The files of clergy are often narrow in scope encompassing only the activities of an individual within the setting of his/her own church. Henry Hitt Crane was more than the pastor of Central Methodist Church in Detroit. He was a nationally known speaker, eloquent in his advocacy of pacifism and civil rights. The Crane collection reflects the scope of his activities both within the churches he pastored, within the city of Detroit as an influential church leader, and nationally within larger Methodist circles and among other advocates of liberal causes similar to his own. Through his correspondence, articles, and published messages, we see Crane as representative of that class of nationally known clergymen, respected for their opinions, champion of progressive causes, and willing participants in the often contentious debates that followed World War I on matters of morality, politics, and social justice.

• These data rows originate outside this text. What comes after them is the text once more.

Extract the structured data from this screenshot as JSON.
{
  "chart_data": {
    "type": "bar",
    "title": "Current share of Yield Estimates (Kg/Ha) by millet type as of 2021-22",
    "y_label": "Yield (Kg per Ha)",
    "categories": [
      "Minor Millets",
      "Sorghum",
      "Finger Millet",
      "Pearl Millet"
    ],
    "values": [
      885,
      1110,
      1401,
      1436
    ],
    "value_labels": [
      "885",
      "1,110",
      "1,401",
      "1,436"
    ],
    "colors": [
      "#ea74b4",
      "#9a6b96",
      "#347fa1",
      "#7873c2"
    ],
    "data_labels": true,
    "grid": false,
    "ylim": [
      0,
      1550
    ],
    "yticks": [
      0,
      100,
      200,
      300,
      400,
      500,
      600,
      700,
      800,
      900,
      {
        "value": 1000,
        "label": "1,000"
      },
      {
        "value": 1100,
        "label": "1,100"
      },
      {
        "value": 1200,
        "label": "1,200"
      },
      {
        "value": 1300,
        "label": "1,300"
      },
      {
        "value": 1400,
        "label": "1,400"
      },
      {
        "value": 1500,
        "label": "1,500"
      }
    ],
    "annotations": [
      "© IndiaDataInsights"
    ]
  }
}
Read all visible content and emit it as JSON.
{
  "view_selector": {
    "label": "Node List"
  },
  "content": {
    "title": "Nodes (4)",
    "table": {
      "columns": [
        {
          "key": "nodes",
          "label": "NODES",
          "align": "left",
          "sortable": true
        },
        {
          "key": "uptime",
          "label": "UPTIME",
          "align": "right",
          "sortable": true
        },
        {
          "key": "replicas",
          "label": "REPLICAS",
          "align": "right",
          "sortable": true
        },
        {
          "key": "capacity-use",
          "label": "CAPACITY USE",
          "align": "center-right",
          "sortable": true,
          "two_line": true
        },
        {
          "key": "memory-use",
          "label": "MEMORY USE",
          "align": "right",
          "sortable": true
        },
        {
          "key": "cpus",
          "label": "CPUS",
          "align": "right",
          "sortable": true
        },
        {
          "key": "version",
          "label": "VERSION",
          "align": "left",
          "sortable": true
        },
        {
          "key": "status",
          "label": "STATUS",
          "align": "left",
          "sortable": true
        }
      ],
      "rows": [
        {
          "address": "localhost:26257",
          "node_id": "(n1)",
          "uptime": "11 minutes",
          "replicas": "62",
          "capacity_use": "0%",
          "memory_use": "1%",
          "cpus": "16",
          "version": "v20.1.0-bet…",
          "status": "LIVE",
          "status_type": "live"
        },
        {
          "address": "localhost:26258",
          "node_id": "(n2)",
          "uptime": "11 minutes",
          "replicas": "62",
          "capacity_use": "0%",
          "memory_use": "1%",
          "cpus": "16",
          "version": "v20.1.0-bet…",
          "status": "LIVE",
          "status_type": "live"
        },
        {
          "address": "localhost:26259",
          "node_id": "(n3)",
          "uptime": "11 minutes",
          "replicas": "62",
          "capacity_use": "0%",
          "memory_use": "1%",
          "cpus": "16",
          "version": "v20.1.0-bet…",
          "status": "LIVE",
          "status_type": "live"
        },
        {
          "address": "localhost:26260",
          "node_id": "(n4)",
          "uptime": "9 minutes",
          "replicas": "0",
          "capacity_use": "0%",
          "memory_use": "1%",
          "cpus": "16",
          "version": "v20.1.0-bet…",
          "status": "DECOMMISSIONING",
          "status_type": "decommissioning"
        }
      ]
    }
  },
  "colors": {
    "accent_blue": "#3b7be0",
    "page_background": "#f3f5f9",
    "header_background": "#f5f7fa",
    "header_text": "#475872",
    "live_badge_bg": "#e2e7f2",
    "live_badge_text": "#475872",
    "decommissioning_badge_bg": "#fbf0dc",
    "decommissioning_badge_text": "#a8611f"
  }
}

The Crane papers, with some exceptions, cover the period when Henry Hitt Crane first entered the ministry during the years of World War I and continuing past his retirement, until approximately 1964. There is decidedly less material from the years before his coming to Central Methodist Church in 1938; by far the largest bulk of documents date from 1938 to 1958 when Crane pastored this metropolitan church. The exceptions to the basic span dates of 1917 to 1958 are files collected by Crane of sermons, published pamphlets, and other materials of his father and uncle, also Methodist clergymen. There are also materials that date after 1958, mainly copies of messages received from other clergy with some correspondence.

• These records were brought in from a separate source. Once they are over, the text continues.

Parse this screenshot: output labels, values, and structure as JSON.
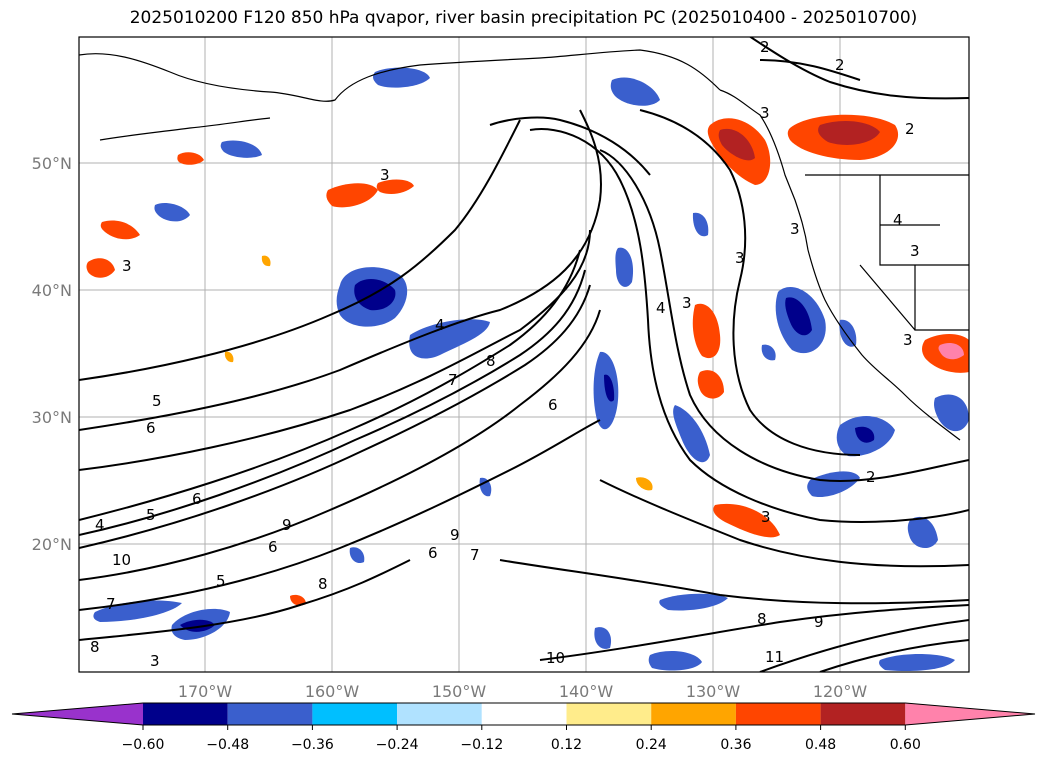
{
  "title": "2025010200 F120 850 hPa qvapor, river basin precipitation PC (2025010400 - 2025010700)",
  "lat_labels": [
    "50°N",
    "40°N",
    "30°N",
    "20°N"
  ],
  "lon_labels": [
    "170°W",
    "160°W",
    "150°W",
    "140°W",
    "130°W",
    "120°W"
  ],
  "colorbar": {
    "tick_labels": [
      "−0.60",
      "−0.48",
      "−0.36",
      "−0.24",
      "−0.12",
      "0.12",
      "0.24",
      "0.36",
      "0.48",
      "0.60"
    ],
    "colors": [
      "#9932CC",
      "#00008B",
      "#3A5FCD",
      "#00BFFF",
      "#B0E2FF",
      "#FFFFFF",
      "#FFEC8B",
      "#FFA500",
      "#FF4500",
      "#B22222",
      "#FF82AB"
    ]
  },
  "contour_labels": [
    "2",
    "2",
    "2",
    "3",
    "3",
    "3",
    "3",
    "3",
    "3",
    "3",
    "3",
    "4",
    "4",
    "4",
    "3",
    "5",
    "6",
    "6",
    "7",
    "8",
    "6",
    "4",
    "5",
    "6",
    "9",
    "10",
    "5",
    "7",
    "8",
    "8",
    "6",
    "9",
    "7",
    "8",
    "9",
    "10",
    "11",
    "2",
    "3"
  ],
  "colors": {
    "contour": "#000000",
    "land_outline": "#000000",
    "grid": "#b0b0b0",
    "tick_label": "#7a7a7a"
  }
}
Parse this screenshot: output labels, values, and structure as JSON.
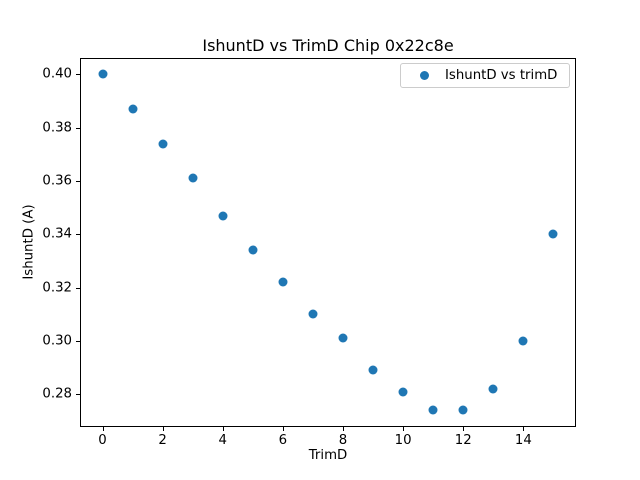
{
  "figure": {
    "title": "IshuntD vs TrimD Chip 0x22c8e",
    "background_color": "#ffffff",
    "text_color": "#000000"
  },
  "chart_data": {
    "type": "scatter",
    "title": "IshuntD vs TrimD Chip 0x22c8e",
    "xlabel": "TrimD",
    "ylabel": "IshuntD (A)",
    "x": [
      0,
      1,
      2,
      3,
      4,
      5,
      6,
      7,
      8,
      9,
      10,
      11,
      12,
      13,
      14,
      15
    ],
    "series": [
      {
        "name": "IshuntD vs trimD",
        "color": "#1f77b4",
        "values": [
          0.4,
          0.387,
          0.374,
          0.361,
          0.347,
          0.334,
          0.322,
          0.31,
          0.301,
          0.289,
          0.281,
          0.274,
          0.274,
          0.282,
          0.3,
          0.34
        ]
      }
    ],
    "xlim": [
      -0.75,
      15.75
    ],
    "ylim": [
      0.2677,
      0.4063
    ],
    "xticks": [
      0,
      2,
      4,
      6,
      8,
      10,
      12,
      14
    ],
    "xtick_labels": [
      "0",
      "2",
      "4",
      "6",
      "8",
      "10",
      "12",
      "14"
    ],
    "yticks": [
      0.28,
      0.3,
      0.32,
      0.34,
      0.36,
      0.38,
      0.4
    ],
    "ytick_labels": [
      "0.28",
      "0.30",
      "0.32",
      "0.34",
      "0.36",
      "0.38",
      "0.40"
    ],
    "grid": false,
    "legend": {
      "position": "upper right",
      "entries": [
        "IshuntD vs trimD"
      ],
      "marker_color": "#1f77b4"
    }
  }
}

The Crane papers have been maintained in the order as created by Crane and his secretarial staff at Central Methodist Church. The series in the collection are Correspondence, Subject Reference Files, Name Files, Sermon Files, Scrapbooks, Church Bulletins and Newsletters, Visual Materials, and Retirement Files.

Top 3 results in this collection — view all 111
Folder

Sermon file, 1925-1958

Online

Sermon File, 1925-1958 (7.75 linear feet) consists of three subseries. One is an alphabetical sequence of typescripts and reprints of the sermons preached by Henry Hitt Crane while he was pastor of Central Methodist Church, 1938-1958. The second subseries is a card file with several sections. The most extensive is an alphabetical listing of sermon titles with the date(s) and place(s) where the message was given and followed by the notecards created by Crane in preparing the message. Unlike the subseries of sermon messages, this card file dates back to 1925. Smaller portions of the card file subseries document Crane's salary and speech honorarium payments. There is another card file, arranged alphabetically by city that lists the day, place, and title of message given by Crane. These card files, more than any other source, highlight the scope of Crane's speaking obligations. Crane in some years averaged more than one speech or sermon message per day. The third subseries within the Sermon File consists of reel-to-reel sound tapes of messages given by Crane at Central Methodist Church. There are approximately 150 reels in this series. Some of the tapes consist of messages given by other speakers. Dr. Martin Luther King, Jr., for one, spoke at Central Methodist in 1957.